The second study on UPA by Gatti et al. [8] in this issue of Drug Safety is an important study that explored the physiochemical and pharmacokinetic features potentially involved in DILI and compared UPA with mifepristone and leuprolide. A significantly higher proportion of liver disorders was reported for UPA than for mifepristone and leuprolide including autoimmune hepatitis. Unfortunately, no case reports of autoimmune hepatitis have been reported, thus it is still unclear if UPA does lead to autoimmune hepatitis.

Despite similar physiochemical features for mifepristone and UPA, the former was significantly less likely to cause DILI [8]. Mifepristone fulfilled the “rule-of-two”, given in a high daily dose and having a high lipophilicity, whereas UPA had a low daily dose. Although the authors suggest that DILI due to UPA might be partly explained by high lipophilicity, extensive hepatic metabolism and a long half-life, the data to provide firm evidence for this are very scarce. To make a long study short: the pathogenesis behind DILI due to UPA is still unclear.
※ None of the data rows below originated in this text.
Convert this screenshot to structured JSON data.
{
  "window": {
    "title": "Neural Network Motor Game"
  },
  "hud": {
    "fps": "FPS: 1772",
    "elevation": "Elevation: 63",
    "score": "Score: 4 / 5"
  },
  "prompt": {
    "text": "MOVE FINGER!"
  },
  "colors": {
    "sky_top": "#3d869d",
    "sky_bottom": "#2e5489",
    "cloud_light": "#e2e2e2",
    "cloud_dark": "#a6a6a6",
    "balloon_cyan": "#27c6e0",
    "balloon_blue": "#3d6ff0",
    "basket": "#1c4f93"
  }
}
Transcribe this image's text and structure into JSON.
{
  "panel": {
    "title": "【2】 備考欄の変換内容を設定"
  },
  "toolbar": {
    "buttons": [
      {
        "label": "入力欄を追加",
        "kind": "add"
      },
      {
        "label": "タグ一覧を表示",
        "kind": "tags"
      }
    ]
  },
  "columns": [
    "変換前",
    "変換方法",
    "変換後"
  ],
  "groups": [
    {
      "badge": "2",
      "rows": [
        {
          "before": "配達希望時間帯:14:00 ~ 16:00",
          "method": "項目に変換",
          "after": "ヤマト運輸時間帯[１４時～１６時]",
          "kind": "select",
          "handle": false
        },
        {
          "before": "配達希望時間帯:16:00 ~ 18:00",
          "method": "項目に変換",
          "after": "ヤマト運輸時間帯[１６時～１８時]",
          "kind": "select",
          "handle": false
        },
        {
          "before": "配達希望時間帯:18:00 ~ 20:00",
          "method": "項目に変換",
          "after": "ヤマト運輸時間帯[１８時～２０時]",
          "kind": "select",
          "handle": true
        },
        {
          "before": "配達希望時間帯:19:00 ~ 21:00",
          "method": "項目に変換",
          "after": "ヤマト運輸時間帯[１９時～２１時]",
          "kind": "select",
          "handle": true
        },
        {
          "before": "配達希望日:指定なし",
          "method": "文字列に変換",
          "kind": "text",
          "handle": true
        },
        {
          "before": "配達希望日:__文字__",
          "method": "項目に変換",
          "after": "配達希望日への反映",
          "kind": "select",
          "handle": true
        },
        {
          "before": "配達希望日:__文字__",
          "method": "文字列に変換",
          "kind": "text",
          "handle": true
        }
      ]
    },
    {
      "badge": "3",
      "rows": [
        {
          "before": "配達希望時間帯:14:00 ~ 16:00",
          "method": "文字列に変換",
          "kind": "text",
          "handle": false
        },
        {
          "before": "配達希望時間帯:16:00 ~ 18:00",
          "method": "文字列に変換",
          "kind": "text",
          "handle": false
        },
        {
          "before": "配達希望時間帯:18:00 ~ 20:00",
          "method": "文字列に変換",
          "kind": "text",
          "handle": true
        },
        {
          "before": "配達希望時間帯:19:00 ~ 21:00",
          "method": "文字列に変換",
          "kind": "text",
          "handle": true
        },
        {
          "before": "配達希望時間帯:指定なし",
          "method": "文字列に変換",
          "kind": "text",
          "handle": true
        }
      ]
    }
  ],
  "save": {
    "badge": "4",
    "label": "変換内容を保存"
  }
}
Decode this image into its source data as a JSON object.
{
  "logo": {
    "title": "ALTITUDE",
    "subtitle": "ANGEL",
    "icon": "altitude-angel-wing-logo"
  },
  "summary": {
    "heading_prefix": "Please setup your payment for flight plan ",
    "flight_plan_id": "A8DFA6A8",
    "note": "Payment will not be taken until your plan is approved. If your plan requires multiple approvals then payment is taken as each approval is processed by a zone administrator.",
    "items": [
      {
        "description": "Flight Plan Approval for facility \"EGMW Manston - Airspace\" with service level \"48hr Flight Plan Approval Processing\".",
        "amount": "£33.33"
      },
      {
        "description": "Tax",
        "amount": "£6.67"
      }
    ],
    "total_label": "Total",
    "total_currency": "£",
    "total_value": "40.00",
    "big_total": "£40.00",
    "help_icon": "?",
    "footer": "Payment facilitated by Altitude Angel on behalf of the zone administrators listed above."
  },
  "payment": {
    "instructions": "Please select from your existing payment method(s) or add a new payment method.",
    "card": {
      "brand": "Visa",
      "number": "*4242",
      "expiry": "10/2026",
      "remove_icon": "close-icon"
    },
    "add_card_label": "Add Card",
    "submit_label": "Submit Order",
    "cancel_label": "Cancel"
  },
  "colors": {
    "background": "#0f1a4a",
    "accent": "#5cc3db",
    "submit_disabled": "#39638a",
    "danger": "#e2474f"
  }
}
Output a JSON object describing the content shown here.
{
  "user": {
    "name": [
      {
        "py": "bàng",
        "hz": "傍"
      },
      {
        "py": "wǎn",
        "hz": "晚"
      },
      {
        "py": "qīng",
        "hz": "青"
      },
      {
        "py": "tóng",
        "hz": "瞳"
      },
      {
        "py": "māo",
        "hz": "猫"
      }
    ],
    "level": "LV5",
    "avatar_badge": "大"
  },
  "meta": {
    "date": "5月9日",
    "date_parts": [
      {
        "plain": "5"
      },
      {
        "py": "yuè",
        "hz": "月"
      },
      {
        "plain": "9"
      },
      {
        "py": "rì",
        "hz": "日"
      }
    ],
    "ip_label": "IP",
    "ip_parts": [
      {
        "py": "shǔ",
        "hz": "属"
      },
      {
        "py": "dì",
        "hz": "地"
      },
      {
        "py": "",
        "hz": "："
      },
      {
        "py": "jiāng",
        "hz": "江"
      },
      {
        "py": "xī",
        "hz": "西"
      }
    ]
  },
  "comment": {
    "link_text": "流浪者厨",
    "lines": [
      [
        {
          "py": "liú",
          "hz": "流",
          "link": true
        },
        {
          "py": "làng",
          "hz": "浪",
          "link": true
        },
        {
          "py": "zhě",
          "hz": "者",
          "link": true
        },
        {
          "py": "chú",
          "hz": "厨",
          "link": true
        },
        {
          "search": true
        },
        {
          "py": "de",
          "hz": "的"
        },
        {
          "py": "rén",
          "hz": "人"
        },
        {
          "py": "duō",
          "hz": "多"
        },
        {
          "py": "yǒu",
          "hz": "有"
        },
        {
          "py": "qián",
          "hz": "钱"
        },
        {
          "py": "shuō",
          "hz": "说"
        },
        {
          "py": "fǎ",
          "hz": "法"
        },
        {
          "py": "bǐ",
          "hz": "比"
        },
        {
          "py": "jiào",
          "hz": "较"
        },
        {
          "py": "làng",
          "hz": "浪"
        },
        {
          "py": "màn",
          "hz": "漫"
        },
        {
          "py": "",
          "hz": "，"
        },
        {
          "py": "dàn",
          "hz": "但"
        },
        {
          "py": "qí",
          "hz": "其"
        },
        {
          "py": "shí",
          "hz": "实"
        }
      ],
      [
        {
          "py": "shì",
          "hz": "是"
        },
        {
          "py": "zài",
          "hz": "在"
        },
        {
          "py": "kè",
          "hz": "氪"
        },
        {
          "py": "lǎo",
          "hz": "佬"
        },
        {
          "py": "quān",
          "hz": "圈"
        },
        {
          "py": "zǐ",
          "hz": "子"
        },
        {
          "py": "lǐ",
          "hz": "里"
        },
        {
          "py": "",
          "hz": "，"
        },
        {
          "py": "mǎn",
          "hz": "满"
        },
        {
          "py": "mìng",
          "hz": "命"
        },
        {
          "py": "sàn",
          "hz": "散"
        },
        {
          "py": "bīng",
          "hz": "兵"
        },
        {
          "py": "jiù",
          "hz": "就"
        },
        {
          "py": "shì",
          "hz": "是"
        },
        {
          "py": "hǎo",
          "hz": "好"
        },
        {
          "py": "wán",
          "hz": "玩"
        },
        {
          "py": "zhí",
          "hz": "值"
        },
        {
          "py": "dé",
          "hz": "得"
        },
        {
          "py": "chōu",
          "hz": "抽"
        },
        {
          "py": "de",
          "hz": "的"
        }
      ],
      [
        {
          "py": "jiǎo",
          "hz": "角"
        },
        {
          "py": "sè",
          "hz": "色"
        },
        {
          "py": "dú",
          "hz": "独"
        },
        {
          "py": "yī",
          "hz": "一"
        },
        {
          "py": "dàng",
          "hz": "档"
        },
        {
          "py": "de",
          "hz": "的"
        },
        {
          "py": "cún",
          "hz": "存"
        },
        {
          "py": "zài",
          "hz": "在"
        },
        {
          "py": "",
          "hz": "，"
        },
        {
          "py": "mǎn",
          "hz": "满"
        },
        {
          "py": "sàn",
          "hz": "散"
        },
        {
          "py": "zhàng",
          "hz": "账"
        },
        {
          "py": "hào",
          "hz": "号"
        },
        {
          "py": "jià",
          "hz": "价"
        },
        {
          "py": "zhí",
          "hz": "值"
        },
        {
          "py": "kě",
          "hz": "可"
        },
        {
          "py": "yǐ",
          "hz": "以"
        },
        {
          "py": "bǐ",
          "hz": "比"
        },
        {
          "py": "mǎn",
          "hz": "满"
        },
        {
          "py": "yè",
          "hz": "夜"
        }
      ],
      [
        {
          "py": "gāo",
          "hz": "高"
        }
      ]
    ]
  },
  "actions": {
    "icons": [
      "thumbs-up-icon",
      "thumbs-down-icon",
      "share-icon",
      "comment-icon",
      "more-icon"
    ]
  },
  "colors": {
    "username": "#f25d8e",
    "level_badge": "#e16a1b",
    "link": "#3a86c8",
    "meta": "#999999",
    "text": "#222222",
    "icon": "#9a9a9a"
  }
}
Recently, on 4 September, 2020, the EMA’s Pharmacovigilance Risk Assessment Committee, which is responsible for assessing all aspects of the risk management of medicines for human use at the EMA, confirmed that 5 mg of UPA can cause liver injury, including the need for liver transplantation. The Pharmacovigilance Risk Assessment Committee therefore recommended revocation of the marketing authorisation of this medicine (https://www.ema.europa.eu/en/news/prac-recommends-revoking-marketing-authorisation-ulipristal-acetate-uterine-fibroids).

Taken together, there are several interesting points highlighted by the story of UPA.

  • A summary report by the EMA of more than 100 cases of liver injury post-marketing with four liver transplants after short-term treatment could neither confirm nor rule out DILI due to UPA and treatment with UPA continued for 2 more years, leading to more hepatic reactions until it was suspended.

  • Physiochemical and pharmacokinetic properties of UPA did not suggest an apparent risk for DILI, which should stimulate further research into the potential underlying mechanism of drug properties in general to reduce the risk of DILI in the future.

  • Well-characterised post-marketing cases of DILI must be taken seriously.

  • As it was not possible to identify which patients were most at risk or to identify measures that could reduce the risk, the Pharmacovigilance Risk Assessment Committee concluded that the risks of these medicines outweighed their benefits and that they should not be marketed in the European Union.

  • Studies quantifying the risk for DILI post-marketing are largely lacking and should be encouraged to better evaluate the benefit-risk balance of a given drug.